35 teachers from small towns and villages of Odesa, Kirovohrad, Mykolayiv and Kherson oblasts took part in the Hackathon. They participated in a gender sensitivity workshop, where they were introduced to the term "gender-sensitive approach" and the method of its implementation in schools: "Gender sensitivity means the ability to detect, perceive, understand and respond to gender stereotypes, gender-related myths, to act in accordance with the gender equality principles. As it turned out, gender stereotyping is rooted in an early age, because if you pay attention to toys or clothes, the girl is supposed to prefer a pink color and a doll, and the boy should choose blue color and a toy car”, said Olha Popadinets, an expert in the development of non-discriminatory examination of textbooks. Together with the lecturer, the teachers debunked the myths that exist in the society and worked on gender sensitivity cases.

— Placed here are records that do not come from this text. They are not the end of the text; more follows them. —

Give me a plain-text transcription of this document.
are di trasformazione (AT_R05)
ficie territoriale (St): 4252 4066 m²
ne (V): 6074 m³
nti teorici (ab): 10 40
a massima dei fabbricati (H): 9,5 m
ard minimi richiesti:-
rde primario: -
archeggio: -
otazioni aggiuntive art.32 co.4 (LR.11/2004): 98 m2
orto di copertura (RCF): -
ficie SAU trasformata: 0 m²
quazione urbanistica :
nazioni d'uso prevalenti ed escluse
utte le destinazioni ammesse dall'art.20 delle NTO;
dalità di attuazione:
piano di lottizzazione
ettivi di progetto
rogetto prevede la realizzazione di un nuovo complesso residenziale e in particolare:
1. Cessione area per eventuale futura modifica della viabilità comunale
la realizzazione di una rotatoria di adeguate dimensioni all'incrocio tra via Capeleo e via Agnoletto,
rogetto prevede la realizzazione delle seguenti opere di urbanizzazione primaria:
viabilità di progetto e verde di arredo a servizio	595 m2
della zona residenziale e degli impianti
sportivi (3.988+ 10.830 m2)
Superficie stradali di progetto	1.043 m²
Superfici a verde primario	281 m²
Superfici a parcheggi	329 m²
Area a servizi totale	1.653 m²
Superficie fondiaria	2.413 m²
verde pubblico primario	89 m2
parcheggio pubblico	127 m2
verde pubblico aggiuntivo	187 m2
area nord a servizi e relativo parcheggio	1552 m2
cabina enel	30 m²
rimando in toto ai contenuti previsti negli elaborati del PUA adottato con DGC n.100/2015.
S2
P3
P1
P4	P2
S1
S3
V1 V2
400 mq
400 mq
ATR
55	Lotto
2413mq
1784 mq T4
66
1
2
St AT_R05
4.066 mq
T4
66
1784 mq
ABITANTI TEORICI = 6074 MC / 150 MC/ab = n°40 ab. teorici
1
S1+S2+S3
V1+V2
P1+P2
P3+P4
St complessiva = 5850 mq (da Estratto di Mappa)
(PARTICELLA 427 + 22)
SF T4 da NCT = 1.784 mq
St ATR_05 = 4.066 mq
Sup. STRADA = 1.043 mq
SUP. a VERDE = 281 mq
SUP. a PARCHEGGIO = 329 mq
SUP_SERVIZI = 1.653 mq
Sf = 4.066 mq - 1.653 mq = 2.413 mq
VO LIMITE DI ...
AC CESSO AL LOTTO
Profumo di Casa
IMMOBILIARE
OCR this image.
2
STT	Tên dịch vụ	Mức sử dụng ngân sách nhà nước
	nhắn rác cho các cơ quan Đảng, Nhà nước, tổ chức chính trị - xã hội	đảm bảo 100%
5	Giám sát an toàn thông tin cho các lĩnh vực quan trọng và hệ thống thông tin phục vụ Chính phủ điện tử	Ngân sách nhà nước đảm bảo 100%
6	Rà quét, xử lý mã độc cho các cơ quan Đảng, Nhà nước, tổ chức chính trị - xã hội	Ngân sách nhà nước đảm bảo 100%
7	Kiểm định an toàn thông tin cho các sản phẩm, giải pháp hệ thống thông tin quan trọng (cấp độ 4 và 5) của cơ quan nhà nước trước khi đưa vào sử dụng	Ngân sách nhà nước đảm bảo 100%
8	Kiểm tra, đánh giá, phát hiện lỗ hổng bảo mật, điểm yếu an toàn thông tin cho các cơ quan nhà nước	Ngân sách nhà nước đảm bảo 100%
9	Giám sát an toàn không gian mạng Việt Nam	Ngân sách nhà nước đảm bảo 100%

During the Design Thinking session, participants discussed their target audiences, identified major problems in STEM school education, and suggested solutions to these problems. Teams actively worked on project ideas and received important guidance during mentoring sessions and checkpoints.

In addition, as an example of the projects developed during Hackathon, the teachers worked out the basic aspects and stages of project management, learned how to present themselves in the Elevator pitch format (in 1 minute) and learned how to create effective presentations.

Relying on the provided knowledge and mentor support, the teachers presented projects to help attract more girls to STEM. According to the jury, the BrainsOn team won the contest with the STEM Family Day project. The project envisages parental meetings in an innovative format through online tools to help parents and children become interested in STEM and interactively communicate with them. Second place was awarded to the STEM Drive team with the #go_STEM project, which is aimed at overcoming the bias of school principals about implementing STEM education. The third place was awarded to the KhAB-GIFEM team with the STEM project for newbies. Its purpose is to help strengthen the skills of teachers, because the one who teaches must always learn himself. The abbreviation KhAB-GIFEM stands for the first letters of all STEM subjects.

“Attending the Hackathon inspired me to return to my parents' school, gather teachers and managers to show that STEM subjects are cool and not scary at all. Our school is located in a small village in Kherson region with 74 pupils only. It was very important for me to gain new knowledge so that our students did not fall behind in their studies, as well as being progressive and interested in studying STEM subjects”, said Nataliya Lukicheva, a teacher of mathematics and computer science.

Upon completion of the Hackathon, teachers will work on the implementation and fulfillment of the developed projects in their schools.